# Small pond and river momma!!!



## anglerette (Feb 21, 2010)

The last thread got shut down. So this one has to start out on a nicer note. I'm a single mom with little time on my hands so when I get it fishing is my game. Its free and relaxing. Love to wade the LMR and I'm getting use to the GMR, though it has had the chance to repo a lure or two. But I'm fighting back. Have a new friend CelticCross that is showing me the ropes and he's good at what the does so I will keep my eyes open and take any advice he gives me.

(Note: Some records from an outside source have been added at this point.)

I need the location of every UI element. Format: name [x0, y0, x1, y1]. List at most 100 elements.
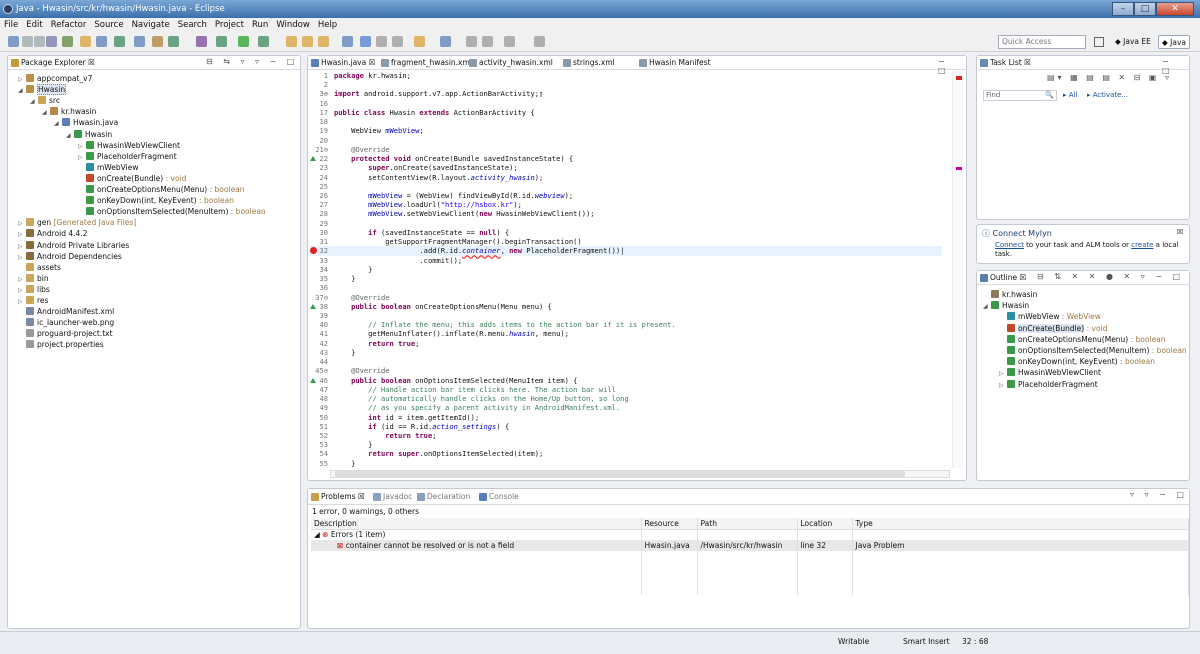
column-resource[interactable]: Resource: [641, 518, 698, 529]
code-line[interactable]: 45⊖ @Override: [310, 366, 942, 375]
code-line[interactable]: 46 public boolean onOptionsItemSelected(…: [310, 376, 942, 385]
code-line[interactable]: 23 super.onCreate(savedInstanceState);: [310, 163, 942, 172]
tree-item[interactable]: onOptionsItemSelected(MenuItem) : boolea…: [78, 206, 266, 217]
error-group-row[interactable]: ◢ ⊗ Errors (1 item): [311, 529, 1189, 540]
expand-icon[interactable]: ▷: [999, 380, 1007, 391]
override-icon[interactable]: [310, 156, 316, 162]
tab-problems[interactable]: Problems ☒: [310, 491, 365, 503]
expand-icon[interactable]: ◢: [983, 301, 991, 312]
code-line[interactable]: 55 }: [310, 459, 942, 468]
quick-access-input[interactable]: Quick Access: [998, 35, 1086, 49]
overview-ruler[interactable]: [952, 71, 964, 468]
code-line[interactable]: 20: [310, 136, 942, 145]
code-line[interactable]: 48 // automatically handle clicks on the…: [310, 394, 942, 403]
toolbar-icon[interactable]: [196, 36, 207, 47]
tree-item[interactable]: ▷ Android Private Libraries: [18, 240, 129, 251]
expand-icon[interactable]: ◢: [66, 130, 74, 141]
code-line[interactable]: 38 public boolean onCreateOptionsMenu(Me…: [310, 302, 942, 311]
toolbar-icon[interactable]: [482, 36, 493, 47]
code-line[interactable]: 47 // Handle action bar item clicks here…: [310, 385, 942, 394]
expand-icon[interactable]: ◢: [42, 107, 50, 118]
toolbar-icon[interactable]: [342, 36, 353, 47]
toolbar-icon[interactable]: [168, 36, 179, 47]
code-line[interactable]: 25: [310, 182, 942, 191]
tree-item[interactable]: ic_launcher-web.png: [18, 317, 114, 328]
connect-link[interactable]: Connect: [995, 241, 1024, 249]
close-tab-icon[interactable]: ☒: [366, 58, 376, 67]
toolbar-icon[interactable]: [34, 36, 45, 47]
outline-item[interactable]: ◢ Hwasin: [983, 300, 1029, 311]
code-line[interactable]: 51 if (id == R.id.action_settings) {: [310, 422, 942, 431]
code-line[interactable]: 3⊕ import android.support.v7.app.ActionBa…: [310, 89, 942, 98]
code-line[interactable]: 2: [310, 80, 942, 89]
toolbar-icon[interactable]: [440, 36, 451, 47]
minimize-button[interactable]: –: [1112, 2, 1134, 16]
menu-source[interactable]: Source: [94, 20, 123, 30]
toolbar-icon[interactable]: [96, 36, 107, 47]
all-filter-link[interactable]: ▸ All: [1063, 91, 1077, 99]
code-line[interactable]: 43 }: [310, 348, 942, 357]
tree-item[interactable]: ▷ gen [Generated Java Files]: [18, 217, 136, 228]
toolbar-icon[interactable]: [360, 36, 371, 47]
outline-item[interactable]: onOptionsItemSelected(MenuItem) : boolea…: [999, 345, 1187, 356]
code-line[interactable]: 33 .commit();: [310, 256, 942, 265]
code-line[interactable]: 34 }: [310, 265, 942, 274]
code-line[interactable]: 24 setContentView(R.layout.activity_hwas…: [310, 173, 942, 182]
view-toolbar[interactable]: ⊟ ⇅ ✕ ✕ ● ✕ ▿ − □: [1037, 272, 1184, 281]
tree-item[interactable]: assets: [18, 262, 61, 273]
view-toolbar[interactable]: ⊟ ⇆ ▿ ▿ − □: [206, 57, 298, 66]
toolbar-icon[interactable]: [22, 36, 33, 47]
tree-item[interactable]: ◢ Hwasin: [66, 129, 112, 140]
tree-item[interactable]: mWebView: [78, 162, 138, 173]
code-line[interactable]: 27 mWebView.loadUrl("http://hsbox.kr");: [310, 200, 942, 209]
menu-help[interactable]: Help: [318, 20, 337, 30]
tab-package-explorer[interactable]: Package Explorer ☒: [10, 57, 95, 69]
tree-item[interactable]: onCreate(Bundle) : void: [78, 173, 186, 184]
toolbar-icon[interactable]: [376, 36, 387, 47]
perspective-java[interactable]: ◆ Java: [1158, 35, 1190, 49]
code-line[interactable]: 17 public class Hwasin extends ActionBarA…: [310, 108, 942, 117]
code-line[interactable]: 50 int id = item.getItemId();: [310, 413, 942, 422]
code-line[interactable]: 37⊖ @Override: [310, 293, 942, 302]
outline-item[interactable]: ▷ PlaceholderFragment: [999, 379, 1098, 390]
code-line[interactable]: 40 // Inflate the menu; this adds items …: [310, 320, 942, 329]
code-line[interactable]: 52 return true;: [310, 431, 942, 440]
column-description[interactable]: Description: [311, 518, 642, 529]
tree-item[interactable]: proguard-project.txt: [18, 328, 113, 339]
toolbar-icon[interactable]: [134, 36, 145, 47]
code-line[interactable]: 53 }: [310, 440, 942, 449]
close-button[interactable]: ✕: [1156, 2, 1194, 16]
error-marker[interactable]: [956, 76, 962, 80]
toolbar-icon[interactable]: [392, 36, 403, 47]
menu-refactor[interactable]: Refactor: [51, 20, 87, 30]
tree-item[interactable]: ▷ bin: [18, 273, 49, 284]
toolbar-icon[interactable]: [414, 36, 425, 47]
problem-row[interactable]: ⊠ container cannot be resolved or is not…: [311, 540, 1189, 551]
toolbar-icon[interactable]: [318, 36, 329, 47]
column-type[interactable]: Type: [852, 518, 1189, 529]
code-line[interactable]: 30 if (savedInstanceState == null) {: [310, 228, 942, 237]
code-line[interactable]: 35 }: [310, 274, 942, 283]
column-location[interactable]: Location: [797, 518, 853, 529]
expand-icon[interactable]: ◢: [30, 96, 38, 107]
error-annotation-marker[interactable]: [956, 167, 962, 170]
code-line[interactable]: 31 getSupportFragmentManager().beginTran…: [310, 237, 942, 246]
column-path[interactable]: Path: [697, 518, 798, 529]
editor-tab[interactable]: fragment_hwasin.xml: [380, 57, 472, 69]
tree-item[interactable]: ▷ Android 4.4.2: [18, 228, 87, 239]
code-line[interactable]: 36: [310, 283, 942, 292]
task-toolbar[interactable]: ▤▾ ▦ ▤ ▤ ✕ ⊟ ▣ ▿: [1047, 73, 1172, 82]
menu-edit[interactable]: Edit: [26, 20, 42, 30]
tab-outline[interactable]: Outline ☒: [979, 272, 1027, 284]
toolbar-icon[interactable]: [534, 36, 545, 47]
horizontal-scrollbar[interactable]: [330, 470, 950, 478]
toolbar-icon[interactable]: [238, 36, 249, 47]
editor-tab[interactable]: Hwasin.java ☒: [310, 57, 376, 69]
code-line[interactable]: 54 return super.onOptionsItemSelected(it…: [310, 449, 942, 458]
activate-link[interactable]: ▸ Activate...: [1087, 91, 1128, 99]
tab-console[interactable]: Console: [478, 491, 519, 503]
toolbar-icon[interactable]: [286, 36, 297, 47]
outline-item[interactable]: ▷ HwasinWebViewClient: [999, 367, 1101, 378]
tree-item[interactable]: ◢ Hwasin.java: [54, 117, 118, 128]
toolbar-icon[interactable]: [62, 36, 73, 47]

Still working on my own skills but I will be the Hottie on the cover of Bass Masters.


----------



## Jigging Jim (Apr 3, 2010)

Well, good luck!


----------



## AnglinMueller (May 16, 2008)

Do you usually fish the upper or lower GMR?


----------



## anglerette (Feb 21, 2010)

Have great pics on my profile just don't know how to upload on to my thread.......check them out!!!!!!! biggest ones I've ever got!!!!!


----------



## anglerette (Feb 21, 2010)

the whole weekend went this way!!!!!!!


----------



## Perch (Apr 5, 2004)

way to go !!!!!!!


----------



## spfldbassguy (Mar 23, 2009)

Glad to see that you're out there catching some fish,congrats & keep it up.


----------



## lovelandfly (Mar 11, 2010)

Same! OMG!


----------